February 16, 2017

The next step for realtime data in GraphQL

Sashko Stubailo

Sashko Stubailo

If you’ve been following along with the GraphQL community, there’s a lot of buzz about the new RFC process for making improvements to the specification. The first feature being introduced through this process is GraphQL subscriptions, a way to add realtime data streaming to your GraphQL API. In this article, we’ll go over the backstory of how subscriptions came to be, what the proposal for subscriptions looks like, and how the RFC process will work and eventually end up with an exciting new part in the specification!

Existing GraphQL operation types

GraphQL is a great API query language for data fetching.
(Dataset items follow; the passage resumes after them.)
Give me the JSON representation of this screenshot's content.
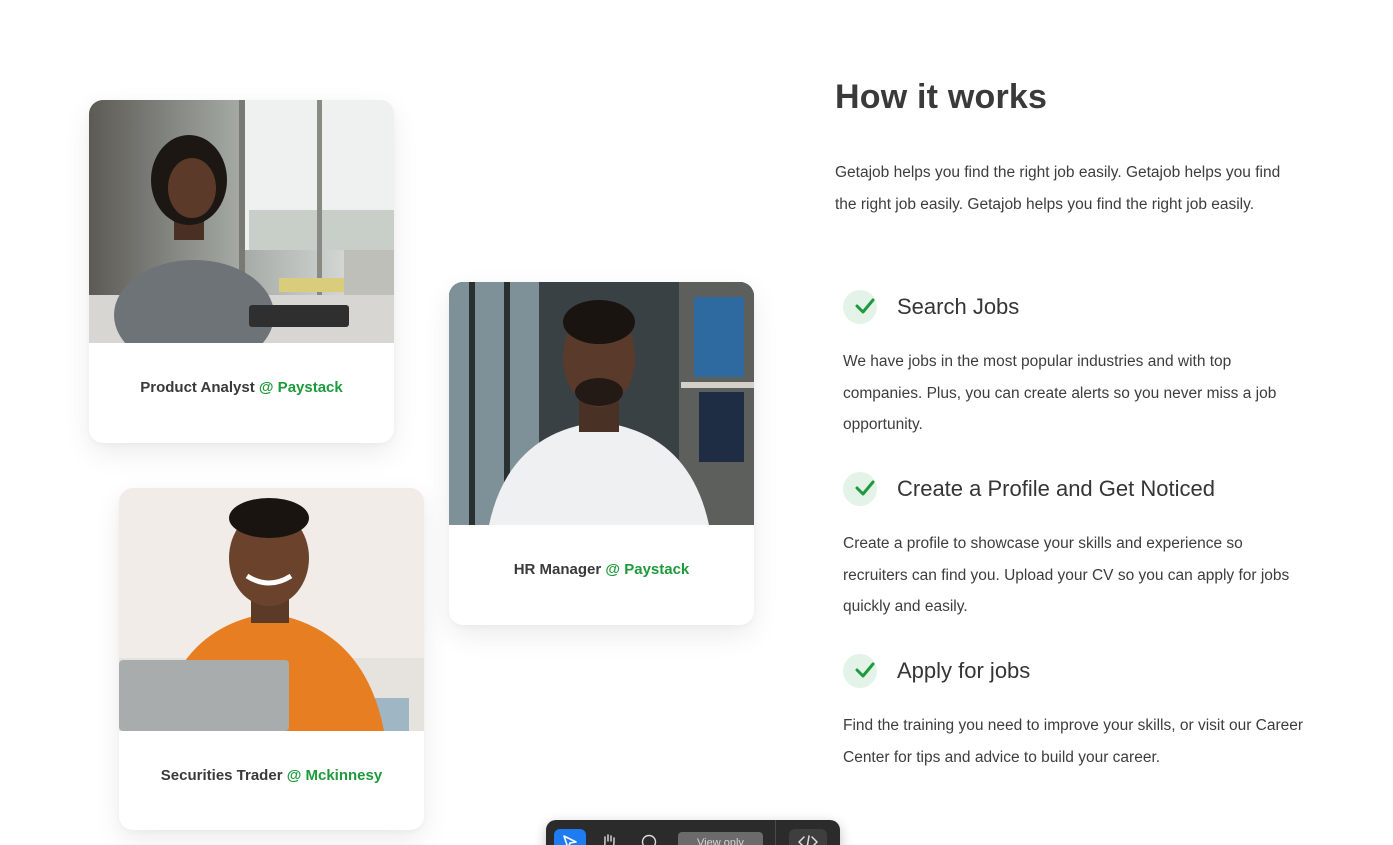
{
  "cards": [
    {
      "role": "Product Analyst",
      "company": "@ Paystack"
    },
    {
      "role": "HR Manager",
      "company": "@ Paystack"
    },
    {
      "role": "Securities Trader",
      "company": "@ Mckinnesy"
    }
  ],
  "section": {
    "title": "How it works",
    "intro": "Getajob helps you find the right job easily. Getajob helps you find the right job easily. Getajob helps you find the right job easily.",
    "steps": [
      {
        "title": "Search Jobs",
        "text": "We have jobs in the most popular industries and with top companies. Plus, you can create alerts so you never miss a job opportunity."
      },
      {
        "title": "Create a Profile and Get Noticed",
        "text": "Create a profile to showcase your skills and experience so recruiters can find you. Upload your CV so you can apply for jobs quickly and easily."
      },
      {
        "title": "Apply for jobs",
        "text": "Find the training you need to improve your skills, or visit our Career Center for tips and advice to build your career."
      }
    ]
  },
  "toolbar": {
    "view_label": "View only",
    "icons": [
      "pointer-icon",
      "hand-icon",
      "comment-icon",
      "code-icon"
    ]
  },
  "colors": {
    "accent": "#1e9a3c",
    "check_bg": "#e4f3e7",
    "text": "#3a3a3a",
    "toolbar_bg": "#2b2b2b",
    "toolbar_active": "#1e7cf2"
  }
}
If you haven’t heard about it or the benefits you can get, learn about it at graphql.org.

In the current version of the specification, GraphQL supports two types of operations:

  1. Queries —used for fetching data.
  2. Mutations — used for writing data.

You could see these as loosely corresponding to GET and POST requests in a REST API. In the spec, these operations are currently defined as the client sending one request, and getting one response, although people have already experimented with concepts like receiving multiple responses for one query.

Enter GraphQL subscriptions

Almost since GraphQL was released as an open source technology by Facebook in 2015, people have been having vibrant discussions about a new type of operation called GraphQL subscriptions, that adds a concept of server-side data pushing.

This idea was initially spurred by a talk and blog post from Laney Kuenzel and Dan Schafer from Facebook about their internal implementation of the new technology. What followed was a year of production testing at Facebook alongside experimentation in the community, largely around a community-oriented proposal and set of implementations put forth by the Apollo team.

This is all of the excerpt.